La guerra por el celular en las aulas y en las casas ya es un problema generalizado. Mientras más escuelas de Trelew y otras ciudades limitan el uso de teléfonos, la psicóloga Virginia González Etienot salió al cruce con un mensaje claro: «El no es no, el sí es sí» .
La especialista remarcó que la clave está en establecer límites claros y sostenidos tanto en el ámbito escolar como en el hogar. Advirtió que una de las principales dificultades aparece cuando las normas no se mantienen en el tiempo y propuso recuperar el aburrimiento como disparador de la creatividad.
«El aburrimiento está directamente relacionado con la creatividad», aseguró. Y dio estrategias concretas para reducir el tiempo frente a las pantallas sin generar traumas.
«Adentro del colegio el teléfono no lo llevo directamente»: la postura firme
González Etienot fue tajante en cuanto a las reglas dentro de la escuela. «Adentro del colegio el teléfono no lo llevo directamente. Y si en el colegio me ven usando el teléfono, la consecuencia tiene que estar«, expresó.
La psicóloga ejemplificó situaciones habituales en las que se flexibilizan las normas y consideró que eso termina debilitando los límites establecidos. Si la regla es «no se puede», no hay vueltas. La consecuencia por incumplir debe ser real, previsible y aplicarse siempre.
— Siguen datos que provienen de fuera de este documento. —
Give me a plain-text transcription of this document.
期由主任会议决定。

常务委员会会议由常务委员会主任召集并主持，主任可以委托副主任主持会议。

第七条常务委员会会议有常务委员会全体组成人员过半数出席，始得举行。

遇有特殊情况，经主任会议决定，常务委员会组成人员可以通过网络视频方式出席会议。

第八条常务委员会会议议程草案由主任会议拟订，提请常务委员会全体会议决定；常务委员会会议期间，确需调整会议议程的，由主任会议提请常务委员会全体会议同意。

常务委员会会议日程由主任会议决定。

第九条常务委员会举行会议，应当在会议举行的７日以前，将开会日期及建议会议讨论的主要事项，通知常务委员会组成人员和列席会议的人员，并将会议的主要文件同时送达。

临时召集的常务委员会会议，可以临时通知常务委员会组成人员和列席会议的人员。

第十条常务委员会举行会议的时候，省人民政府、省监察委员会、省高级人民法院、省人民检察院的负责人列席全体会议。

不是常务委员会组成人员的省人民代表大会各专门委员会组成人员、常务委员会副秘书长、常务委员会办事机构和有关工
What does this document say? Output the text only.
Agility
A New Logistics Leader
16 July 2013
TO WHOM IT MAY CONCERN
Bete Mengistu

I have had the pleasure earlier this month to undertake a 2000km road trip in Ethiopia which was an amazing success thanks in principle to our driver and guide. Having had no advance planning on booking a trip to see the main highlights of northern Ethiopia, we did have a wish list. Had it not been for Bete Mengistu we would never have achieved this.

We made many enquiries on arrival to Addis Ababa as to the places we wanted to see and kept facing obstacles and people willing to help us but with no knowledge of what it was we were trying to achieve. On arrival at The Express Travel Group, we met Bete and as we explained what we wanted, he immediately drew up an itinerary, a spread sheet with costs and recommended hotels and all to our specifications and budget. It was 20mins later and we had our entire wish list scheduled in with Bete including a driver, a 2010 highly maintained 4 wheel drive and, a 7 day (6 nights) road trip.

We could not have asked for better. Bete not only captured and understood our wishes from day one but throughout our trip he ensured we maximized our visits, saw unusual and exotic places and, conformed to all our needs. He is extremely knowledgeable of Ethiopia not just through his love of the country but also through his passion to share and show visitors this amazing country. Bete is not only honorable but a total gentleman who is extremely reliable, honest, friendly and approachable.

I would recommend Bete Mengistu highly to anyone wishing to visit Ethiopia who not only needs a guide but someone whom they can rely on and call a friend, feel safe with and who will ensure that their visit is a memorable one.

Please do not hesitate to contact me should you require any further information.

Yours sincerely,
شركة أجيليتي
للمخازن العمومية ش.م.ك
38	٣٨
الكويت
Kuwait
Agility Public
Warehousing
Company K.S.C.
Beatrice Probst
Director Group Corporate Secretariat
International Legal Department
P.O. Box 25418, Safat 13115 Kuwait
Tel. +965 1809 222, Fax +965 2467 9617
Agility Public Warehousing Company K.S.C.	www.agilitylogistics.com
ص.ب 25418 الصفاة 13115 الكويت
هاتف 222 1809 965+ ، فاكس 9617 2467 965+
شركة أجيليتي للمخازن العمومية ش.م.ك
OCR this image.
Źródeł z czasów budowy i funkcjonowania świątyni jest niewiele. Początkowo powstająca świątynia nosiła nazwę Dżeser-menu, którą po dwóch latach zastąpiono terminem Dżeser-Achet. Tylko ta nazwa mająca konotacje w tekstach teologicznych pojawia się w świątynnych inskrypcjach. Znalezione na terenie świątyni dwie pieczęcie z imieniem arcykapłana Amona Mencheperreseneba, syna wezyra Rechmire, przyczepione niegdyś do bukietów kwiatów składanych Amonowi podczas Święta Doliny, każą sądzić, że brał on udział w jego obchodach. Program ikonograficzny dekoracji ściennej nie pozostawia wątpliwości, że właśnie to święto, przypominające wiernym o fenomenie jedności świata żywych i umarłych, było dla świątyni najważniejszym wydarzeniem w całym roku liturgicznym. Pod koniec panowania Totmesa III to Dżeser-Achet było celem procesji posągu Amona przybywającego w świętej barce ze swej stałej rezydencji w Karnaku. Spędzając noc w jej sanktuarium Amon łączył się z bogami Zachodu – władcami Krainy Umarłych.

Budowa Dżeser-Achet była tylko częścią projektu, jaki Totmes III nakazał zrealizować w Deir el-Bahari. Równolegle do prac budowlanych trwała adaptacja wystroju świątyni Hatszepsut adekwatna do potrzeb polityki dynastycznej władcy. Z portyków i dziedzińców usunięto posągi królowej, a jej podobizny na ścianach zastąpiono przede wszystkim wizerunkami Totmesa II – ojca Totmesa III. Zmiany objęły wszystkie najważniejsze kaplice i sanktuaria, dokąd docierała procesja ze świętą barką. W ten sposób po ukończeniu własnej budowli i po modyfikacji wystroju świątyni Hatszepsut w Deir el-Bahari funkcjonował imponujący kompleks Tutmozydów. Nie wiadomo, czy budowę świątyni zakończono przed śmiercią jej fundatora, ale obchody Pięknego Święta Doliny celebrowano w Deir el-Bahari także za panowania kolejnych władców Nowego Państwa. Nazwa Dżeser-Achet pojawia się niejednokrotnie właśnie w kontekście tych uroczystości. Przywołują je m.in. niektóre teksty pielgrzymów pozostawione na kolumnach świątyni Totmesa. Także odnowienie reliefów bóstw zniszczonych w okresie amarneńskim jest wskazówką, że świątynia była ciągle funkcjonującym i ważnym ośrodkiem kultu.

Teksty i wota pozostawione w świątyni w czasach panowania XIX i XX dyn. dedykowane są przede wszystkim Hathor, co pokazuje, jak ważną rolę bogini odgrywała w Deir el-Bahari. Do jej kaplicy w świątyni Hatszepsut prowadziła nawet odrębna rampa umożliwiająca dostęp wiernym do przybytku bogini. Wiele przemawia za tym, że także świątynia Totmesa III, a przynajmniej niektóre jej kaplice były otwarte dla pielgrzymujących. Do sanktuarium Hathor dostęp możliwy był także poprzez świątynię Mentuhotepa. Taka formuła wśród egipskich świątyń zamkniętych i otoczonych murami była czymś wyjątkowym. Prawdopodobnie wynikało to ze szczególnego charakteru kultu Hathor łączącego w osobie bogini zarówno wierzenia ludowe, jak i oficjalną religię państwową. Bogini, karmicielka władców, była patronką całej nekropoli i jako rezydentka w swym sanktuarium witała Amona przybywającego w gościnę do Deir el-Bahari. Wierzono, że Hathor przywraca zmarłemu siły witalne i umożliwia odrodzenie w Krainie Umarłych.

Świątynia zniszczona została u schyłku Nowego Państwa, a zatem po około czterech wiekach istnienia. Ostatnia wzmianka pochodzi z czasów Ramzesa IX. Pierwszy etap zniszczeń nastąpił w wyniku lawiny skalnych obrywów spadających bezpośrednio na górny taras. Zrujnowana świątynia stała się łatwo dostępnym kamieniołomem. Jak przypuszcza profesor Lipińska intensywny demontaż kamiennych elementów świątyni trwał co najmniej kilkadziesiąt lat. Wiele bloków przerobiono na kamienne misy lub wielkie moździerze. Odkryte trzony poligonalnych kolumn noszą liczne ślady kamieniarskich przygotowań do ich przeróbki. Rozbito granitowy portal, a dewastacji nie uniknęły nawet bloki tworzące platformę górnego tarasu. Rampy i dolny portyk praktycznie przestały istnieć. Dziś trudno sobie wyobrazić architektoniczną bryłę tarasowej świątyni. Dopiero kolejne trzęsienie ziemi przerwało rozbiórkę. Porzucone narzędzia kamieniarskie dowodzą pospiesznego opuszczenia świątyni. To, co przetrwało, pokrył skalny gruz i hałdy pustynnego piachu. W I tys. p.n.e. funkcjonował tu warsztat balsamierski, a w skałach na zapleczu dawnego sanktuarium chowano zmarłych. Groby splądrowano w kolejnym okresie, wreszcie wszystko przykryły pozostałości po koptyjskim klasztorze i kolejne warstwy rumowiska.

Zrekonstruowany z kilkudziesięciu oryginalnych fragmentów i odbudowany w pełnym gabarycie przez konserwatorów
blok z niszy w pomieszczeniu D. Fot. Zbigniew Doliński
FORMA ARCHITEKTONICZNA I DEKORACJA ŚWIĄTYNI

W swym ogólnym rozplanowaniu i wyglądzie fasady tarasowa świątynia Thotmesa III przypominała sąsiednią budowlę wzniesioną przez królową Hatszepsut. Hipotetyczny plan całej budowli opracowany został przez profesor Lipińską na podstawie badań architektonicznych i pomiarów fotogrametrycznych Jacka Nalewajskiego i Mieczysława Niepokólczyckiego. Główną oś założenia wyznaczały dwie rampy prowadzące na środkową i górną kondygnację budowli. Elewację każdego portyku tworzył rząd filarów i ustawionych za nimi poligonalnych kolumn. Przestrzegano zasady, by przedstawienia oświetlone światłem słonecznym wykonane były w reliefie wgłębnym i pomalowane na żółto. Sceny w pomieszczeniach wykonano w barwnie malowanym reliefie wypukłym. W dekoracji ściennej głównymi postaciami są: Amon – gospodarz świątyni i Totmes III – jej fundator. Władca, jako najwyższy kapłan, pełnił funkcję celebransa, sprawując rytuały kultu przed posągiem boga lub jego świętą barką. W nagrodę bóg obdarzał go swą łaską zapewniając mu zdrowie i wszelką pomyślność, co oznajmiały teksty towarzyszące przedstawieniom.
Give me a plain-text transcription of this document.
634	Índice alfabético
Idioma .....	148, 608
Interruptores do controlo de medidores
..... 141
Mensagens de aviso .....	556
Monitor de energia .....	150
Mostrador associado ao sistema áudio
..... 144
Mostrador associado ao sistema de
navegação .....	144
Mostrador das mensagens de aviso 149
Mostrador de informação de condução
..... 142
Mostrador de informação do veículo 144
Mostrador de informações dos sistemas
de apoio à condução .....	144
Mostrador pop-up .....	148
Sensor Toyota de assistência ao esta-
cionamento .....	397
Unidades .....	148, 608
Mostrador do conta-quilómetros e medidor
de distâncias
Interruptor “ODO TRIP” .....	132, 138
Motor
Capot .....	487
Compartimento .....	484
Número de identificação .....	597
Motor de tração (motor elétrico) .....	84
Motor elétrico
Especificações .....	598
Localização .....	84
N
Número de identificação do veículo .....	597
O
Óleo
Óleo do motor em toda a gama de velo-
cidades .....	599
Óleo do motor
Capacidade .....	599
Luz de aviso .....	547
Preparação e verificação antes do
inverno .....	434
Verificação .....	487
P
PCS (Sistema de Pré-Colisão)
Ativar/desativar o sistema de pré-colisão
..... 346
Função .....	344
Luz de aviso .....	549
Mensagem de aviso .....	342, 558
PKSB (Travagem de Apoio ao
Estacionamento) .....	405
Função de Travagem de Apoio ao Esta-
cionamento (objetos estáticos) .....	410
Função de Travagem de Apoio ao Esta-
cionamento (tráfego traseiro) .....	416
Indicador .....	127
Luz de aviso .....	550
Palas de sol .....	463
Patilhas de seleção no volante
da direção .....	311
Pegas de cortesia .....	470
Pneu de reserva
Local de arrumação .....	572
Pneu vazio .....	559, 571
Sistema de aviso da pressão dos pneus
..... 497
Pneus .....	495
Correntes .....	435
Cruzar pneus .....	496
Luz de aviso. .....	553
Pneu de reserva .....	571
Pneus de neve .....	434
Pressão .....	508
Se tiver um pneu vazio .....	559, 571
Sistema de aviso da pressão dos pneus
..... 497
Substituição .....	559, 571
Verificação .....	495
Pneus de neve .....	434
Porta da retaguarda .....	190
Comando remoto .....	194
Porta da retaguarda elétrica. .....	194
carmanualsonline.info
La tecnología no es buena ni mala: es una herramienta, pero con reglas
La especialista aclaró un punto fundamental: la tecnología «no es buena ni mala» , sino que se trata de una herramienta cuyo uso depende de cómo se la incorpore en la vida cotidiana. «No la podemos negar como herramienta básica del mundo en el que nos movemos hoy», concluyó.
Pero eso no significa que no haya que poner frenos. Por el contrario, cuanto más presente está la tecnología, más claros deben ser los límites.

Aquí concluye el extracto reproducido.